Tree functional traits as predictors of microburst-associated treefalls in tropical wet forests
Cite this dataset
Rader, Alana et al. (2020). Tree functional traits as predictors of microburst-associated treefalls in tropical wet forests [Dataset]. Dryad. https://doi.org/10.5061/dryad.wm37pvmhx
Abstract
On 19 May 2018 a microburst caused 600 isolated forest gaps in a Costa Rican tropical forest. We surveyed fallen and standing trees within gaps to determine if certain variables are associated with treefalls. Our results highlight considerations for future research to understand the impacts of microbursts in tropical forests. Our results show that at the scale and locality of our study, treefall vulnerability to microbursts and characteristics of fall events are independent of the biomechanical and biophysical measurements that we took. We recommend that future studies on microbursts build from the measurements we took in this study to include observations at the individual tree, forest community, and forest landscape scales.
Methods
Treefall observations were sampeled within 20 m of trails at La Selva Biological Staion for safe access. We sampled damaged trees greater than or equal to 30 cm diameter at breast height (DBH), and only surveyed fallen trees that had abundant green leaves in their canopies, to ensure that trees studied were alive at the time of the microburst. For each treefall event, we noted whether it involved one or multiple trees. For multiple treefalls, we measured the largest tree among the fallen. Each treefall was identified as uprooted (main root system visible) or snapped (snapped trunk with root system in the ground). Because stem size is often a predictor of damage probability in strong winds (Everham & Brokaw 1996), each fallen tree was matched to the closest standing tree within 20 m, with an equivalent DBH (± 5 cm). DBH was measured at standard height or immediately above the buttresses. Trees were identified to the species level and assessed for liana presence and buttress size. Lianas were measured as either absent or present in the crowns of both fallen and standing trees. Buttresses were categorized ordinally from 0 to 2, where 0 represented absence of buttresses, 1 indicating buttresses less than or equal to the width of the main trunk on each side, and 2 indicating buttresses wider than the main trunk on each side. We determined wood density of each tree species using the Tree Functional Attributes and Ecological Database (Harja et al. n.d.).
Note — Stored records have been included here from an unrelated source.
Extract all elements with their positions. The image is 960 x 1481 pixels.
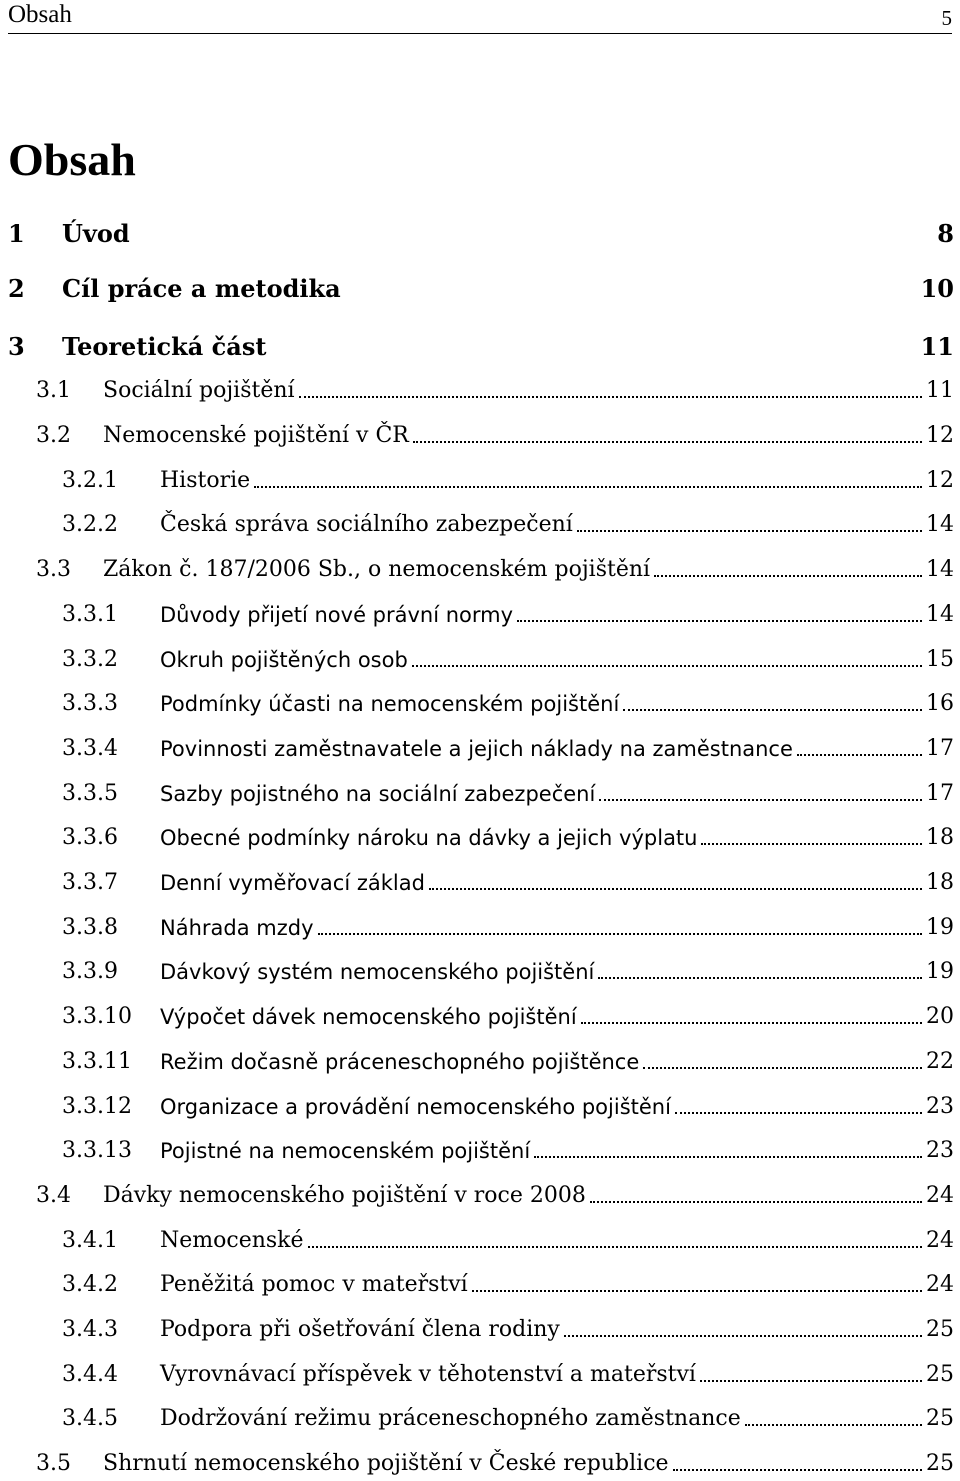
toc-entry[interactable] [0,821,960,855]
toc-entry-page: 25 [926,1361,954,1387]
toc-entry-page: 18 [926,870,954,895]
running-title: Obsah [8,1,72,28]
toc-entry[interactable] [0,1224,960,1258]
toc-entry-title: Podmínky účasti na nemocenském pojištění [160,692,620,717]
toc-entry-title: Denní vyměřovací základ [160,871,425,895]
toc-entry-title: Důvody přijetí nové právní normy [160,602,514,627]
toc-leader-dots [472,1290,922,1292]
toc-entry[interactable] [0,911,960,945]
toc-leader-dots [429,888,922,890]
toc-entry-number: 3.4.1 [62,1227,118,1253]
toc-leader-dots [673,1469,922,1471]
toc-entry-page: 15 [926,646,954,672]
toc-entry-page: 24 [926,1227,954,1253]
toc-entry-number: 2 [8,274,25,303]
toc-entry-number: 3.1 [36,378,71,403]
toc-entry-page: 23 [926,1138,954,1164]
toc-entry-title: Dávky nemocenského pojištění v roce 2008 [103,1182,586,1208]
toc-entry-number: 3.3.10 [62,1004,132,1030]
toc-leader-dots [517,620,922,622]
toc-leader-dots [675,1112,922,1114]
toc-entry[interactable] [0,1313,960,1347]
toc-entry-title: Organizace a provádění nemocenského pojištění [160,1094,671,1119]
toc-entry[interactable] [0,955,960,989]
toc-entry-title: Úvod [62,219,130,248]
toc-entry-title: Dávkový systém nemocenského pojištění [160,960,595,985]
toc-entry-title: Historie [160,467,251,493]
toc-entry-title: Okruh pojištěných osob [160,647,408,672]
toc-entry-number: 3.3.4 [62,735,118,761]
toc-entry-title: Shrnutí nemocenského pojištění v České republice [103,1451,669,1477]
toc-entry-page: 11 [926,378,954,403]
toc-leader-dots [299,396,922,398]
toc-entry-number: 3.3.5 [62,780,118,806]
toc-entry[interactable] [0,374,960,408]
toc-entry-number: 3.4.3 [62,1317,118,1342]
toc-entry-title: Pojistné na nemocenském pojištění [160,1139,531,1164]
toc-entry[interactable] [0,1045,960,1079]
toc-entry[interactable] [0,217,960,251]
toc-entry[interactable] [0,1179,960,1213]
toc-entry-title: Sociální pojištění [103,378,295,403]
toc-leader-dots [623,709,922,711]
toc-entry-title: Výpočet dávek nemocenského pojištění [160,1005,577,1030]
toc-entry-page: 12 [926,467,954,493]
toc-entry-number: 3.3.1 [62,601,118,627]
toc-entry-title: Povinnosti zaměstnavatele a jejich náklady na zaměstnance [160,736,793,761]
toc-entry[interactable] [0,1134,960,1168]
toc-entry-page: 24 [926,1182,954,1208]
toc-entry-number: 3.2 [36,423,71,448]
toc-leader-dots [254,486,922,488]
toc-entry[interactable] [0,866,960,900]
toc-entry-page: 17 [926,780,954,806]
toc-entry[interactable] [0,1000,960,1034]
toc-entry[interactable] [0,643,960,677]
toc-entry-title: Podpora při ošetřování člena rodiny [160,1317,560,1342]
toc-entry[interactable] [0,330,960,364]
toc-entry-number: 3.2.2 [62,512,118,538]
toc-entry[interactable] [0,464,960,498]
toc-entry-number: 3.4.5 [62,1406,118,1432]
toc-entry-number: 3.3 [36,557,71,583]
toc-entry-page: 14 [926,512,954,538]
page-number: 5 [941,6,952,30]
toc-entry-title: Peněžitá pomoc v mateřství [160,1272,468,1298]
toc-entry-page: 14 [926,557,954,583]
toc-entry-page: 11 [920,332,954,361]
toc-entry-number: 3.3.3 [62,691,118,717]
toc-entry[interactable] [0,598,960,632]
toc-entry-number: 3.2.1 [62,467,118,493]
toc-entry-number: 3.3.13 [62,1138,132,1164]
toc-leader-dots [598,977,922,979]
toc-leader-dots [700,1380,922,1382]
toc-leader-dots [412,665,922,667]
toc-entry-page: 19 [926,959,954,985]
toc-entry[interactable] [0,1090,960,1124]
toc-entry-title: Nemocenské pojištění v ČR [103,423,409,448]
toc-entry-number: 1 [8,219,25,248]
toc-entry-page: 12 [926,423,954,448]
toc-entry-page: 20 [926,1004,954,1030]
toc-entry[interactable] [0,687,960,721]
toc-leader-dots [599,799,922,801]
toc-leader-dots [797,754,922,756]
toc-entry-number: 3.3.9 [62,959,118,985]
toc-entry[interactable] [0,1402,960,1436]
toc-entry-page: 25 [926,1406,954,1432]
toc-entry-number: 3.3.12 [62,1093,132,1119]
toc-leader-dots [654,575,922,577]
toc-entry-number: 3 [8,332,25,361]
toc-entry[interactable] [0,1358,960,1392]
toc-entry-title: Cíl práce a metodika [62,274,341,303]
toc-entry-number: 3.3.7 [62,870,118,895]
toc-entry-page: 25 [926,1451,954,1477]
toc-entry-number: 3.4.2 [62,1272,118,1298]
toc-leader-dots [413,441,922,443]
toc-entry-page: 19 [926,914,954,940]
toc-entry-title: Zákon č. 187/2006 Sb., o nemocenském pojištění [103,557,651,583]
toc-leader-dots [581,1022,922,1024]
toc-entry-title: Teoretická část [62,332,267,361]
toc-entry[interactable] [0,272,960,306]
toc-leader-dots [590,1201,922,1203]
toc-entry-title: Režim dočasně práceneschopného pojištěnce [160,1049,640,1074]
toc-entry-number: 3.5 [36,1451,71,1477]
toc-entry-page: 14 [926,601,954,627]
toc-entry-title: Sazby pojistného na sociální zabezpečení [160,781,596,806]
toc-entry-page: 22 [926,1048,954,1074]
toc-leader-dots [577,530,922,532]
toc-entry-title: Náhrada mzdy [160,915,314,940]
toc-entry[interactable] [0,1447,960,1481]
toc-entry-title: Česká správa sociálního zabezpečení [160,512,573,538]
toc-leader-dots [308,1246,922,1248]
toc-title: Obsah [8,134,136,185]
toc-entry[interactable] [0,419,960,453]
toc-entry-page: 8 [937,219,954,248]
toc-leader-dots [745,1424,922,1426]
toc-leader-dots [643,1067,922,1069]
toc-entry-page: 17 [926,735,954,761]
toc-entry[interactable] [0,732,960,766]
toc-entry-title: Nemocenské [160,1227,304,1253]
toc-entry-page: 23 [926,1093,954,1119]
toc-leader-dots [534,1156,922,1158]
toc-leader-dots [701,843,922,845]
toc-entry-title: Dodržování režimu práceneschopného zaměstnance [160,1406,741,1432]
toc-entry-number: 3.3.8 [62,914,118,940]
toc-entry[interactable] [0,553,960,587]
toc-entry-page: 25 [926,1317,954,1342]
toc-entry-page: 18 [926,825,954,851]
toc-entry-number: 3.4.4 [62,1361,118,1387]
toc-entry-title: Obecné podmínky nároku na dávky a jejich výplatu [160,826,698,851]
toc-entry-page: 10 [920,274,954,303]
toc-entry[interactable] [0,508,960,542]
toc-entry-number: 3.3.2 [62,646,118,672]
toc-entry-number: 3.4 [36,1182,71,1208]
toc-entry-title: Vyrovnávací příspěvek v těhotenství a mateřství [160,1361,696,1387]
toc-entry[interactable] [0,777,960,811]
toc-entry-number: 3.3.11 [62,1048,132,1074]
toc-leader-dots [318,933,922,935]
toc-entry-page: 16 [926,691,954,717]
toc-leader-dots [564,1335,922,1337]
toc-entry[interactable] [0,1268,960,1302]
toc-entry-number: 3.3.6 [62,825,118,851]
toc-entry-page: 24 [926,1272,954,1298]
We evaluated how liana presence/absence impacts tree fate using Fisher’s Exact Test, which calculates an exact P-value for a 2 x 2 table. We evaluated if buttress size impacts treefall using a Cochran-Mantel-Haenszel Test (CMH test), appropriate for comparing ordinal vs. categorical variables. The relationships of wood density and tree diameter to tree fate were examined using paired t-tests. Two logistic generalized linear models within the subset of fallen trees analyzed 1) how the same four predictor variables may influence treefall type, and 2) whether treefalls were single or multiple events. Continuous data was standardized and z-scores were calculated for wood density (g/cm3) and tree diameter (cm) based on their mean and standard deviation. All analyses were performed in Program R version 3.5.1 (R Core Team, 2018).